Chaque semaine, TourMaG met en lumière un cas concret issu de la Médiation Tourisme et Voyage. L’objectif : proposer aux professionnels du tourisme des clés pratiques, fondées sur des situations réelles. Cette semaine, focus sur le cas de clients qui ont contesté le classement 4 étoiles de leur hébergement.
Dès leur arrivée, les voyageurs ont relevé plusieurs dysfonctionnements : des toilettes installées dans la douche, un miroir placé trop haut, l’absence de coffre-fort, une fenêtre qui fermait mal, une vue sur le sable au lieu de la vue annoncée, ainsi qu’une chambre sans terrasse.
Pour tenter d’y remédier, l’hôtel leur a proposé un surclassement en bungalow « Deluxe » contre un supplément de 600 € pour le reste du séjour.

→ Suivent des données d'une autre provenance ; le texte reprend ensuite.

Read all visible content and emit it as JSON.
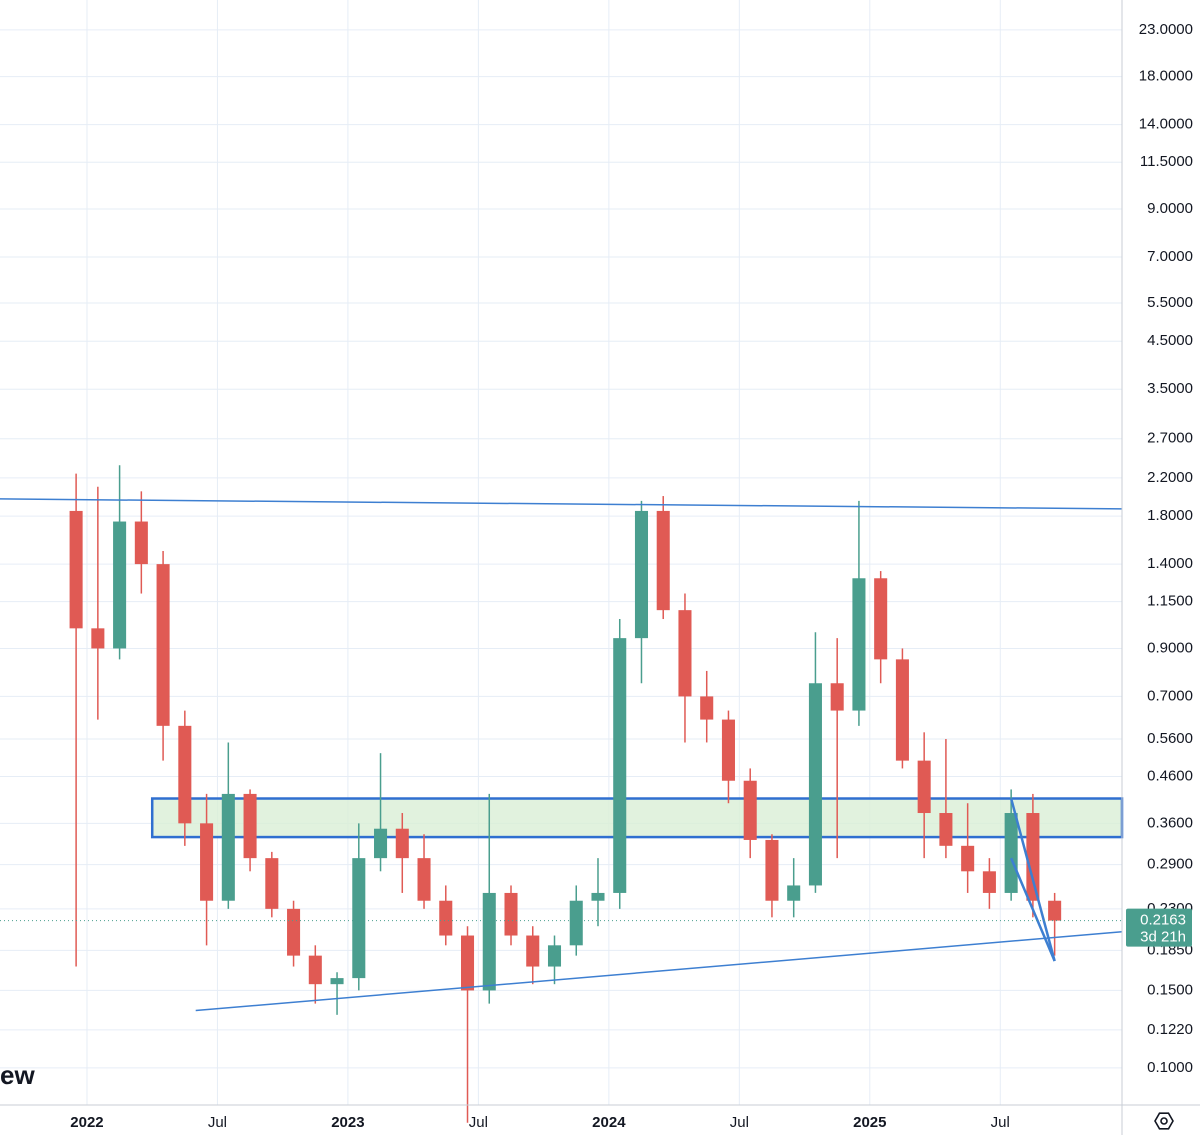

De son côté, l’agence de voyage, qui n’a pas souhaité rembourser cette somme, a répondu que les clients auraient pu demander une autre chambre dans la même catégorie, ce qui n’aurait pas entraîné de frais supplémentaires. Selon elle, le surclassement constituait un choix personnel.
Il ne peut s’exonérer de sa responsabilité qu’en démontrant que la non-conformité résulte du comportement du voyageur, d’un tiers extérieur ou de circonstances exceptionnelles et inévitables.

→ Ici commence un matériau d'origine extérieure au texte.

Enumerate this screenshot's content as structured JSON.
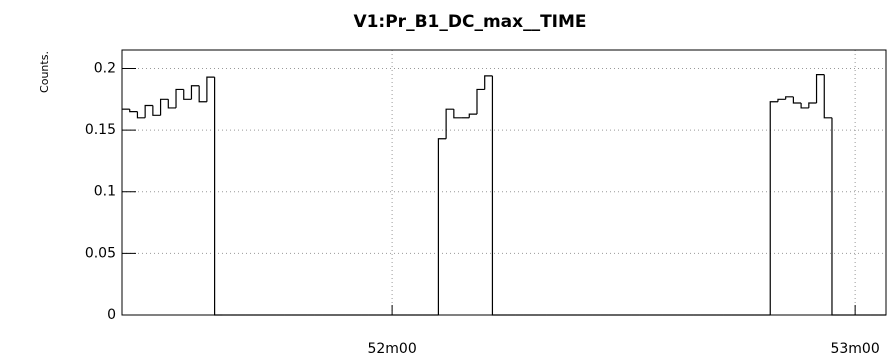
{
  "chart_data": {
    "type": "histogram",
    "title": "V1:Pr_B1_DC_max__TIME",
    "y_label": "Counts.",
    "bins": [
      3085,
      3086,
      3087,
      3088,
      3089,
      3090,
      3091,
      3092,
      3093,
      3094,
      3095,
      3096,
      3097,
      3098,
      3099,
      3100,
      3101,
      3102,
      3103,
      3104,
      3105,
      3106,
      3107,
      3108,
      3109,
      3110,
      3111,
      3112,
      3113,
      3114,
      3115,
      3116,
      3117,
      3118,
      3119,
      3120,
      3121,
      3122,
      3123,
      3124,
      3125,
      3126,
      3127,
      3128,
      3129,
      3130,
      3131,
      3132,
      3133,
      3134,
      3135,
      3136,
      3137,
      3138,
      3139,
      3140,
      3141,
      3142,
      3143,
      3144,
      3145,
      3146,
      3147,
      3148,
      3149,
      3150,
      3151,
      3152,
      3153,
      3154,
      3155,
      3156,
      3157,
      3158,
      3159,
      3160,
      3161,
      3162,
      3163,
      3164,
      3165,
      3166,
      3167,
      3168,
      3169,
      3170,
      3171,
      3172,
      3173,
      3174,
      3175,
      3176,
      3177,
      3178,
      3179,
      3180,
      3181,
      3182,
      3183,
      3184
    ],
    "counts": [
      0.167,
      0.165,
      0.16,
      0.17,
      0.162,
      0.175,
      0.168,
      0.183,
      0.175,
      0.186,
      0.173,
      0.193,
      0,
      0,
      0,
      0,
      0,
      0,
      0,
      0,
      0,
      0,
      0,
      0,
      0,
      0,
      0,
      0,
      0,
      0,
      0,
      0,
      0,
      0,
      0,
      0,
      0,
      0,
      0,
      0,
      0,
      0.143,
      0.167,
      0.16,
      0.16,
      0.163,
      0.183,
      0.194,
      0,
      0,
      0,
      0,
      0,
      0,
      0,
      0,
      0,
      0,
      0,
      0,
      0,
      0,
      0,
      0,
      0,
      0,
      0,
      0,
      0,
      0,
      0,
      0,
      0,
      0,
      0,
      0,
      0,
      0,
      0,
      0,
      0,
      0,
      0,
      0,
      0.173,
      0.175,
      0.177,
      0.172,
      0.168,
      0.172,
      0.195,
      0.16,
      0,
      0,
      0,
      0,
      0,
      0,
      0
    ],
    "color": "#000000",
    "xlim": [
      3085,
      3184
    ],
    "xticks": [
      {
        "value": 3120,
        "label": "52m00"
      },
      {
        "value": 3180,
        "label": "53m00"
      }
    ],
    "ylim": [
      0,
      0.215
    ],
    "yticks": [
      0,
      0.05,
      0.1,
      0.15,
      0.2
    ],
    "grid": true
  }
}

L’article L.211-17 du même code reconnaît au voyageur un droit à une réduction de prix pour toute période de non-conformité des services fournis, ainsi qu’à des dommages et intérêts pour le préjudice subi.
La Médiation du Tourisme et du Voyage (MTV) a considéré qu’un remboursement partiel était justifié. Elle a recommandé que les agences concernées, tenues solidairement, remboursent 300 €, soit la moitié du montant versé pour le surclassement, en raison des non-conformités constatées.
Les dossiers traités par la MTV sont exclusivement issus de litiges entre consommateurs et professionnels. Le recours à un médiateur est désormais obligatoire pour toutes les entreprises, sous peine d’une amende pouvant aller jusqu’à 15 000 € par infraction.
Le champ de compétence de la MTV couvre le transport aérien, ferroviaire (hors SNCF et RATP), routier, les opérateurs de voyages, l’hôtellerie, mais aussi les secteurs du sport et des loisirs. En deux ans, l’équipe est passée de 9 à 19 juristes pour répondre à la croissance des demandes.
Les litiges liés au transport aérien représentent deux tiers des dossiers. 79 % des litiges proviennent de ventes en ligne contre 16 % issues de points de vente physiques.
Enfin, la confiance dans le dispositif est renforcée par un taux d’adhésion élevé : 97 % des avis rendus par la MTV sont acceptés par les parties.